Eu até gosto e tenho (às vezes) orgulho no meu mundo, é cada vez mais raro mas às vezes sim. Durante a maior parte da minha vida senti-me privilegiado, num quase paraíso terreste. Só que um lento mas rápido apodrecer espalhou-se como cinza vulcânica sobre a Europa, a Greco-romana, a do Renascimento e das Luzes, a da União, e sobre o outro lado que os Vikings descobriram. E está tão rápido esse apodrecimento nestes dias, tão intenso, numa vertigem de apocalipse, que é muito difícil acreditar ou confiar nos resistentes (em que me revejo). Le monde continue d'être sans cesse plus brutal (*) , a frase do ano.

Fui buscar a 1897, em plena Belle Époque - 40 anos de 'joie de vivre' entre guerras - um antídoto para me consolar um pouco. Bem sei que sonhar é o que resta aos desgraçados, e quando a desgraça é muita, o pobre agradece o sonho, mesmo que seja modesto: passar além da neblina:

                       Le brouillard

Simone, mets ton manteau et tes gros sabots noirs,
Nous irons comme en barque à travers le brouillard.

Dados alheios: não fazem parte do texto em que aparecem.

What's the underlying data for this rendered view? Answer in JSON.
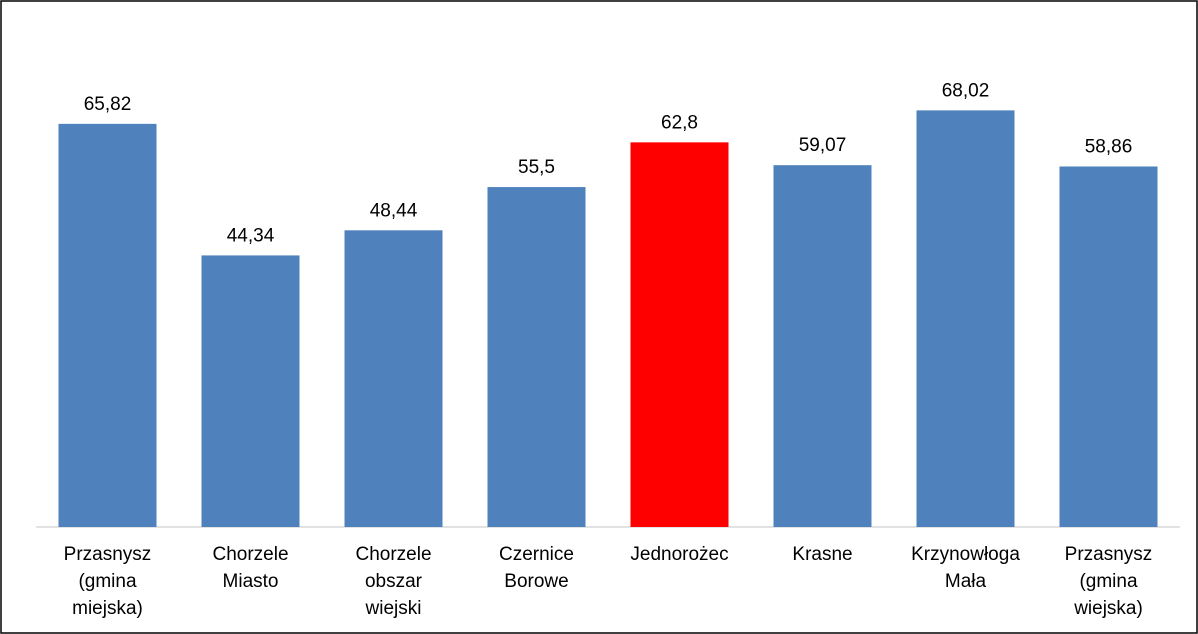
{
  "chart_data": {
    "type": "bar",
    "categories": [
      "Przasnysz\n(gmina\nmiejska)",
      "Chorzele\nMiasto",
      "Chorzele\nobszar\nwiejski",
      "Czernice\nBorowe",
      "Jednorożec",
      "Krasne",
      "Krzynowłoga\nMała",
      "Przasnysz\n(gmina\nwiejska)"
    ],
    "values": [
      65.82,
      44.34,
      48.44,
      55.5,
      62.8,
      59.07,
      68.02,
      58.86
    ],
    "value_labels": [
      "65,82",
      "44,34",
      "48,44",
      "55,5",
      "62,8",
      "59,07",
      "68,02",
      "58,86"
    ],
    "colors": [
      "#4f81bd",
      "#4f81bd",
      "#4f81bd",
      "#4f81bd",
      "#ff0000",
      "#4f81bd",
      "#4f81bd",
      "#4f81bd"
    ],
    "ylim": [
      0,
      80
    ]
  }
}
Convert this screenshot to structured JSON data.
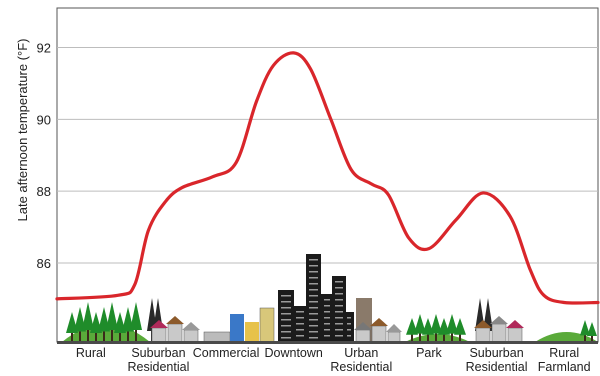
{
  "chart_data": {
    "type": "line",
    "title": "",
    "ylabel": "Late afternoon temperature (°F)",
    "xlabel": "",
    "ylim": [
      83.8,
      93.1
    ],
    "yticks": [
      86,
      88,
      90,
      92
    ],
    "grid": true,
    "categories": [
      [
        "Rural"
      ],
      [
        "Suburban",
        "Residential"
      ],
      [
        "Commercial"
      ],
      [
        "Downtown"
      ],
      [
        "Urban",
        "Residential"
      ],
      [
        "Park"
      ],
      [
        "Suburban",
        "Residential"
      ],
      [
        "Rural",
        "Farmland"
      ]
    ],
    "series": [
      {
        "color": "#d9262b",
        "points": [
          [
            0.0,
            85.0
          ],
          [
            0.9,
            85.1
          ],
          [
            1.15,
            85.4
          ],
          [
            1.35,
            86.9
          ],
          [
            1.6,
            87.7
          ],
          [
            1.85,
            88.1
          ],
          [
            2.3,
            88.4
          ],
          [
            2.65,
            88.8
          ],
          [
            2.95,
            90.5
          ],
          [
            3.2,
            91.5
          ],
          [
            3.5,
            91.85
          ],
          [
            3.75,
            91.4
          ],
          [
            4.05,
            90.0
          ],
          [
            4.35,
            88.6
          ],
          [
            4.65,
            88.2
          ],
          [
            4.9,
            87.9
          ],
          [
            5.2,
            86.7
          ],
          [
            5.5,
            86.4
          ],
          [
            5.9,
            87.2
          ],
          [
            6.3,
            87.95
          ],
          [
            6.7,
            87.3
          ],
          [
            7.0,
            85.8
          ],
          [
            7.2,
            85.1
          ],
          [
            7.5,
            84.9
          ],
          [
            8.0,
            84.9
          ]
        ]
      }
    ],
    "illustration": {
      "type": "city-cross-section",
      "scenes": [
        "tree-cluster",
        "houses-with-trees",
        "shops",
        "skyscrapers",
        "apartment-houses",
        "park-trees",
        "houses-with-trees",
        "farm-field"
      ],
      "colors": {
        "tree": "#1f8c2a",
        "hill": "#5aaa3a",
        "ground": "#4a4a4a",
        "building_dark": "#1b1b1b",
        "house_roof": "#8c5a2b",
        "house_roof_alt": "#b02a5a",
        "house_wall": "#c9c9c9",
        "shop_blue": "#3a78c8",
        "shop_yellow": "#e7c24a"
      }
    }
  }
}
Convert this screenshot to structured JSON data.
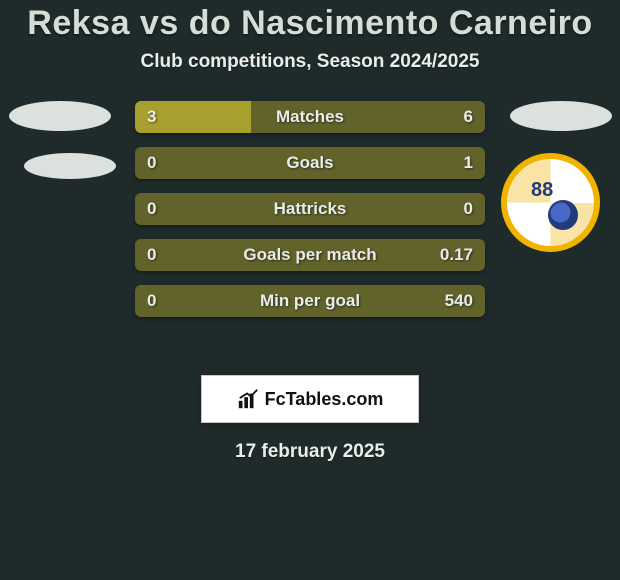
{
  "header": {
    "title": "Reksa vs do Nascimento Carneiro",
    "subtitle": "Club competitions, Season 2024/2025"
  },
  "club_badge": {
    "text": "88"
  },
  "bars": [
    {
      "label": "Matches",
      "left": "3",
      "right": "6",
      "left_pct": 33,
      "right_pct": 0
    },
    {
      "label": "Goals",
      "left": "0",
      "right": "1",
      "left_pct": 0,
      "right_pct": 0
    },
    {
      "label": "Hattricks",
      "left": "0",
      "right": "0",
      "left_pct": 0,
      "right_pct": 0
    },
    {
      "label": "Goals per match",
      "left": "0",
      "right": "0.17",
      "left_pct": 0,
      "right_pct": 0
    },
    {
      "label": "Min per goal",
      "left": "0",
      "right": "540",
      "left_pct": 0,
      "right_pct": 0
    }
  ],
  "brand": {
    "text": "FcTables.com"
  },
  "date": "17 february 2025",
  "colors": {
    "bg": "#1f2b2a",
    "bar_bg": "#62632b",
    "bar_fill": "#a8a02e",
    "text": "#e9ecea",
    "badge_ring": "#f0b400"
  }
}
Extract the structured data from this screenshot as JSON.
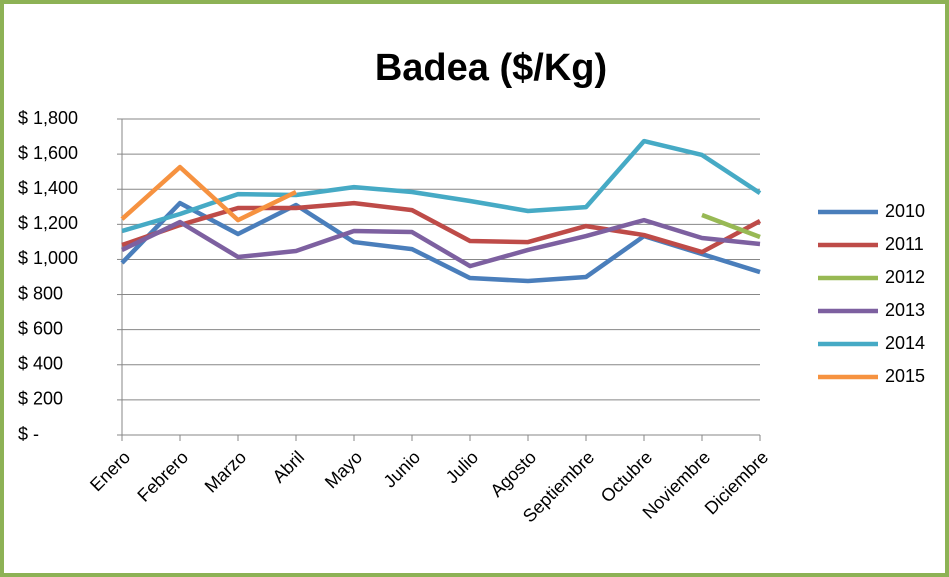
{
  "chart_data": {
    "type": "line",
    "title": "Badea ($/Kg)",
    "categories": [
      "Enero",
      "Febrero",
      "Marzo",
      "Abril",
      "Mayo",
      "Junio",
      "Julio",
      "Agosto",
      "Septiembre",
      "Octubre",
      "Noviembre",
      "Diciembre"
    ],
    "series": [
      {
        "name": "2010",
        "color": "#4a7ebb",
        "values": [
          980,
          1321,
          1145,
          1310,
          1099,
          1059,
          894,
          877,
          900,
          1133,
          1031,
          928
        ]
      },
      {
        "name": "2011",
        "color": "#be4b48",
        "values": [
          1082,
          1196,
          1293,
          1293,
          1321,
          1281,
          1105,
          1099,
          1190,
          1139,
          1042,
          1219
        ]
      },
      {
        "name": "2012",
        "color": "#98b954",
        "values": [
          null,
          null,
          null,
          null,
          null,
          null,
          null,
          null,
          null,
          null,
          1253,
          1128
        ]
      },
      {
        "name": "2013",
        "color": "#7d60a0",
        "values": [
          1054,
          1213,
          1014,
          1048,
          1162,
          1156,
          962,
          1054,
          1133,
          1224,
          1122,
          1088
        ]
      },
      {
        "name": "2014",
        "color": "#46aac5",
        "values": [
          1162,
          1259,
          1372,
          1367,
          1412,
          1384,
          1333,
          1276,
          1298,
          1674,
          1595,
          1378
        ]
      },
      {
        "name": "2015",
        "color": "#f69240",
        "values": [
          1230,
          1526,
          1224,
          1384,
          null,
          null,
          null,
          null,
          null,
          null,
          null,
          null
        ]
      }
    ],
    "ylim": [
      0,
      1800
    ],
    "yticks": [
      {
        "value": 0,
        "label": "$ -"
      },
      {
        "value": 200,
        "label": "$ 200"
      },
      {
        "value": 400,
        "label": "$ 400"
      },
      {
        "value": 600,
        "label": "$ 600"
      },
      {
        "value": 800,
        "label": "$ 800"
      },
      {
        "value": 1000,
        "label": "$ 1,000"
      },
      {
        "value": 1200,
        "label": "$ 1,200"
      },
      {
        "value": 1400,
        "label": "$ 1,400"
      },
      {
        "value": 1600,
        "label": "$ 1,600"
      },
      {
        "value": 1800,
        "label": "$ 1,800"
      }
    ],
    "grid": true,
    "legend": "right"
  }
}
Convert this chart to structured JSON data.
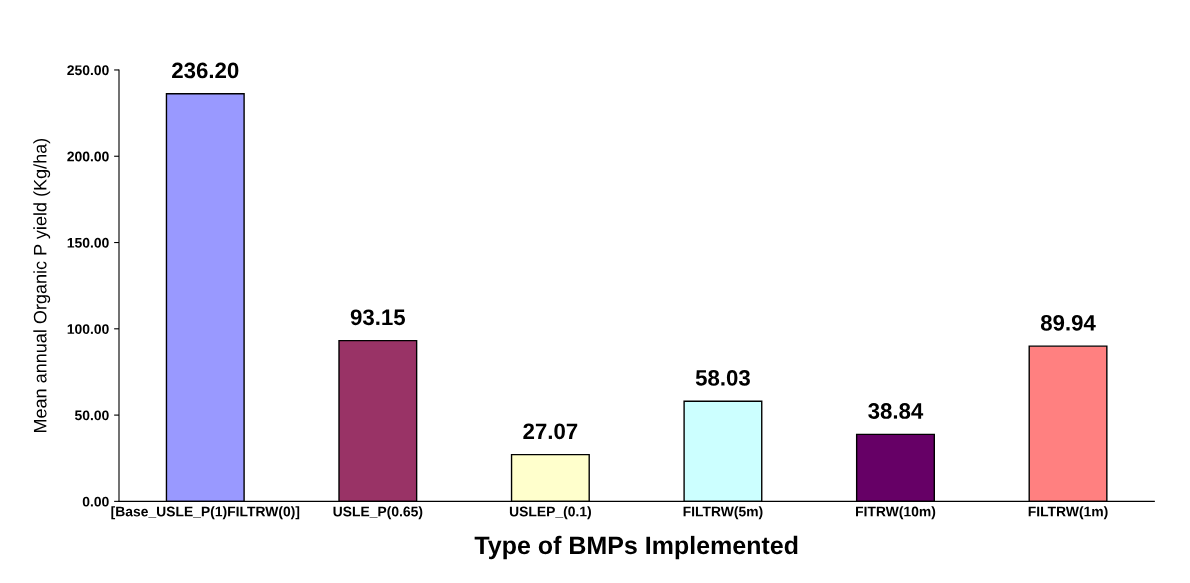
{
  "chart_data": {
    "type": "bar",
    "xlabel": "Type of BMPs Implemented",
    "ylabel": "Mean annual Organic P yield (Kg/ha)",
    "categories": [
      "[Base_USLE_P(1)FILTRW(0)]",
      "USLE_P(0.65)",
      "USLEP_(0.1)",
      "FILTRW(5m)",
      "FITRW(10m)",
      "FILTRW(1m)"
    ],
    "values": [
      236.2,
      93.15,
      27.07,
      58.03,
      38.84,
      89.94
    ],
    "value_labels": [
      "236.20",
      "93.15",
      "27.07",
      "58.03",
      "38.84",
      "89.94"
    ],
    "colors": [
      "#9999ff",
      "#993366",
      "#ffffcc",
      "#ccffff",
      "#660066",
      "#ff8080"
    ],
    "ylim": [
      0,
      250
    ],
    "yticks": [
      {
        "value": 0,
        "label": "0.00"
      },
      {
        "value": 50,
        "label": "50.00"
      },
      {
        "value": 100,
        "label": "100.00"
      },
      {
        "value": 150,
        "label": "150.00"
      },
      {
        "value": 200,
        "label": "200.00"
      },
      {
        "value": 250,
        "label": "250.00"
      }
    ],
    "grid": false,
    "legend": false
  }
}
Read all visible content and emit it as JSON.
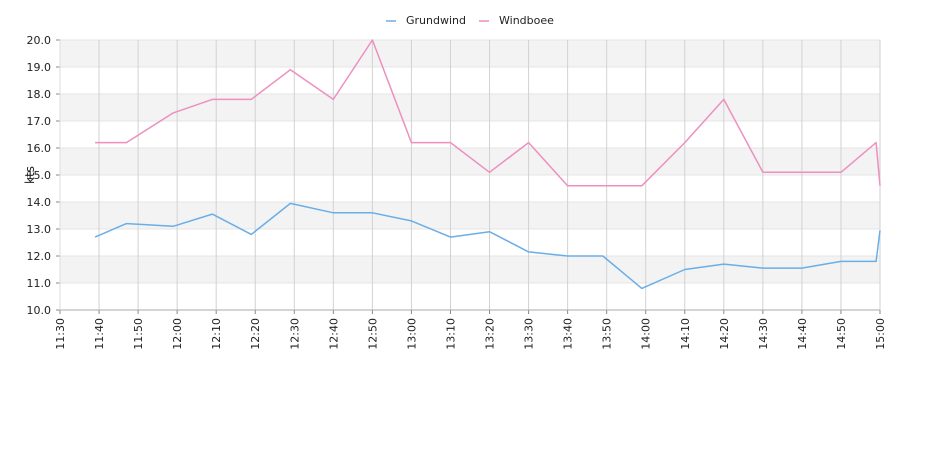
{
  "chart_data": {
    "type": "line",
    "title": "",
    "xlabel": "",
    "ylabel": "kts",
    "ylim": [
      10.0,
      20.0
    ],
    "yticks": [
      "10.0",
      "11.0",
      "12.0",
      "13.0",
      "14.0",
      "15.0",
      "16.0",
      "17.0",
      "18.0",
      "19.0",
      "20.0"
    ],
    "xlim": [
      "11:30",
      "15:00"
    ],
    "xticks": [
      "11:30",
      "11:40",
      "11:50",
      "12:00",
      "12:10",
      "12:20",
      "12:30",
      "12:40",
      "12:50",
      "13:00",
      "13:10",
      "13:20",
      "13:30",
      "13:40",
      "13:50",
      "14:00",
      "14:10",
      "14:20",
      "14:30",
      "14:40",
      "14:50",
      "15:00"
    ],
    "grid": true,
    "legend_position": "top-center",
    "series": [
      {
        "name": "Grundwind",
        "color": "#6aaee8",
        "x": [
          "11:39",
          "11:47",
          "11:59",
          "12:09",
          "12:19",
          "12:29",
          "12:40",
          "12:50",
          "13:00",
          "13:10",
          "13:20",
          "13:30",
          "13:40",
          "13:49",
          "13:59",
          "14:10",
          "14:20",
          "14:30",
          "14:40",
          "14:50",
          "14:59",
          "15:00"
        ],
        "y": [
          12.7,
          13.2,
          13.1,
          13.55,
          12.8,
          13.95,
          13.6,
          13.6,
          13.3,
          12.7,
          12.9,
          12.15,
          12.0,
          12.0,
          10.8,
          11.5,
          11.7,
          11.55,
          11.55,
          11.8,
          11.8,
          12.95
        ]
      },
      {
        "name": "Windboee",
        "color": "#ee8fbf",
        "x": [
          "11:39",
          "11:47",
          "11:59",
          "12:09",
          "12:19",
          "12:29",
          "12:40",
          "12:50",
          "13:00",
          "13:10",
          "13:20",
          "13:30",
          "13:40",
          "13:49",
          "13:59",
          "14:10",
          "14:20",
          "14:30",
          "14:40",
          "14:50",
          "14:59",
          "15:00"
        ],
        "y": [
          16.2,
          16.2,
          17.3,
          17.8,
          17.8,
          18.9,
          17.8,
          20.0,
          16.2,
          16.2,
          15.1,
          16.2,
          14.6,
          14.6,
          14.6,
          16.2,
          17.8,
          15.1,
          15.1,
          15.1,
          16.2,
          14.6
        ]
      }
    ]
  }
}
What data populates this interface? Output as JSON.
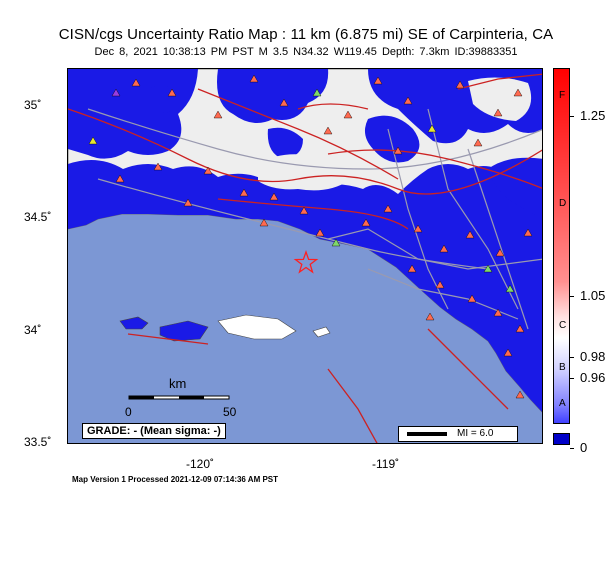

Nous irons vers les îles de beauté où les femmes
Sont belles comme des arbres et nues comme des âmes ;
Nous irons vers les îles où les hommes sont doux
Comme des lions, avec des cheveux longs et roux.
Viens, le monde incréé attend de notre rêve
Ses lois, ses joies, les dieux qui font fleurir la sève
Et le vent qui fait luire et bruire les feuilles.
Viens, le monde innocent va sortir d'un cercueil.

Simone, mets ton manteau et tes gros sabots noirs,
Nous irons comme en barque à travers le brouillard.

Nous irons vers les îles où il y a des montagnes
D'où l'on voit l'étendue paisible des campagnes,
Avec des animaux heureux de brouter l'herbe,
Des bergers qui ressemblent à des saules, et des gerbes
Qu'on monte avec des fourches sur le dos des charrettes.
Il fait encore soleil et les moutons s'arrêtent
Près de l'étable, devant la porte du jardin,
Qui sent la pimprenelle, l'estragon et le thym.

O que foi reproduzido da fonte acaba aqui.